Speaking to Sky Sports Italia, Binotta said: “Ferrari feels a lot of social responsibility towards its employees and we want to be sure that for each of them there will be a workspace in the future."
He added: “For this reason we have started to evaluate alternative programs and I confirm that we are looking at IndyCar, which is currently a very different category from ours. At Ferrari, we were structuring ourselves based on the budget approval last year ($175m), and the further reduction represents an important challenge that will inevitably lead to review staff, structure and organization.”
St. Petersburg to host 2020 IndyCar finale
IndyCar’s 2020 champion will be crowned at St Petersburg as organizers confirmed the event will close the championship’s season on October 25th.

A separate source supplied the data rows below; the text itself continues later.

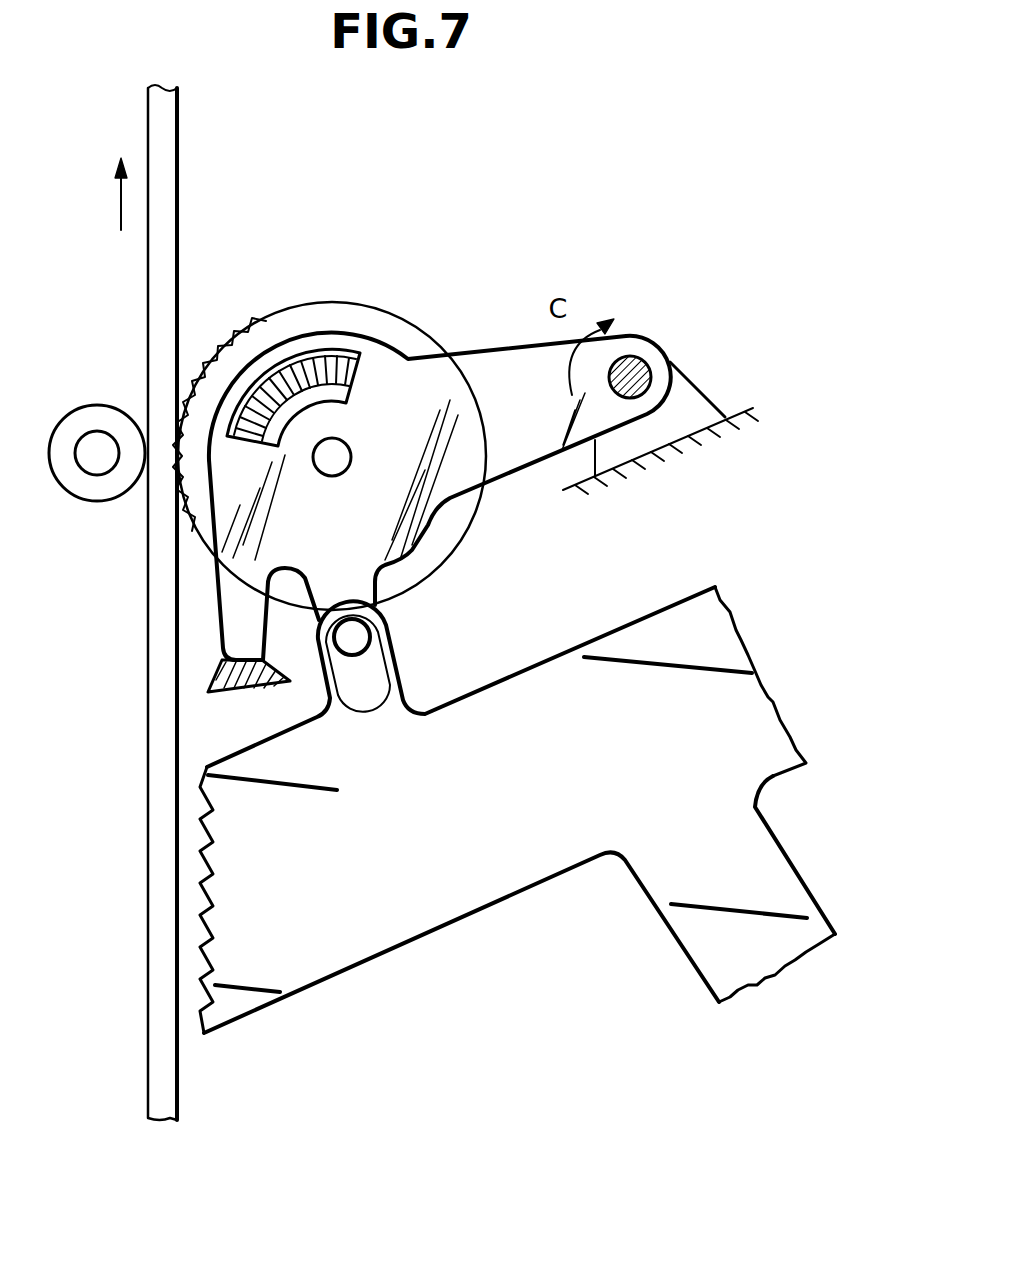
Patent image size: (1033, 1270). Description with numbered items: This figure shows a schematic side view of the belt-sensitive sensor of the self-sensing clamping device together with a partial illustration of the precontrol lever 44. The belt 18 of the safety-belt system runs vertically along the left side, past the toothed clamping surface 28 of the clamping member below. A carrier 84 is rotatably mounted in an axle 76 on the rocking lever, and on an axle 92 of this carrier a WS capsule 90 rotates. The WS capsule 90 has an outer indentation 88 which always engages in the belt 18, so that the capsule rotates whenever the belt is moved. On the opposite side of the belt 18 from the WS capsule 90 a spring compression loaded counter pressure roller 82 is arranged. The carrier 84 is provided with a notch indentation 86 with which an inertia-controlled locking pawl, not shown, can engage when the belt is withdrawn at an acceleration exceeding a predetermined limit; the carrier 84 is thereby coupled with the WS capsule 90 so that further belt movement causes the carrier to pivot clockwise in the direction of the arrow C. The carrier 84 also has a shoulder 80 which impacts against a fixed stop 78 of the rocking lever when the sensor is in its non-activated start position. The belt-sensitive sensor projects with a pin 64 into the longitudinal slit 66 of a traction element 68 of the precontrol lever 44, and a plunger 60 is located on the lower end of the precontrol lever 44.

The belt 18 is at (172, 213).
The clamping surface 28 is at (203, 930).
The precontrol lever 44 is at (535, 878).
The plunger 60 is at (706, 948).
The pin 64 is at (372, 638).
The longitudinal slit 66 is at (378, 708).
The traction element 68 is at (328, 688).
The axle 76 is at (640, 357).
The fixed stop 78 is at (210, 690).
The shoulder 80 is at (222, 642).
The counter pressure roller 82 is at (96, 503).
The carrier 84 is at (505, 353).
The notch indentation 86 is at (322, 355).
The outer indentation 88 is at (260, 322).
The WS capsule 90 is at (384, 306).
The axle 92 is at (343, 451).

Traditionally, St Petersburg kicks off the IndyCar season in March, but this will be the first time it acts as the season finale.
“The streets of St. Petersburg will make for a fitting and action-packed finale in a venue and city that our entire IndyCar community holds dear,” Penske Entertainment Corp. President and CEO Mark Miles said.
Meanwhile, NASCAR returns this weekend at Darlington Raceway.
Maserati's Stirling Moss-inspired MC20
Maserati this week revealed a unique prototype of its new super sportscar, the MC20, inspired by the late Sir Stirling Moss.
British racing legend Moss died last month at the age of 90. The Modena-based marque says the new prototype’s design is inspired by the Maserati Eldorado, the iconic single-seater driven on its debut at Monza in 1958 by Moss himself. It also features Moss’ “signature” on the rear.
Moss has a rich history with the Italian brand, having driven a Maserati 250F throughout the 1956 season and into 1957. He also piloted a Tipo 60 Birdcage, Tipo 61 and 300 S.
The MC20 represents an important stage for the Modena-based marque. It is the first car to feature an engine 100% designed, developed and built by Maserati itself.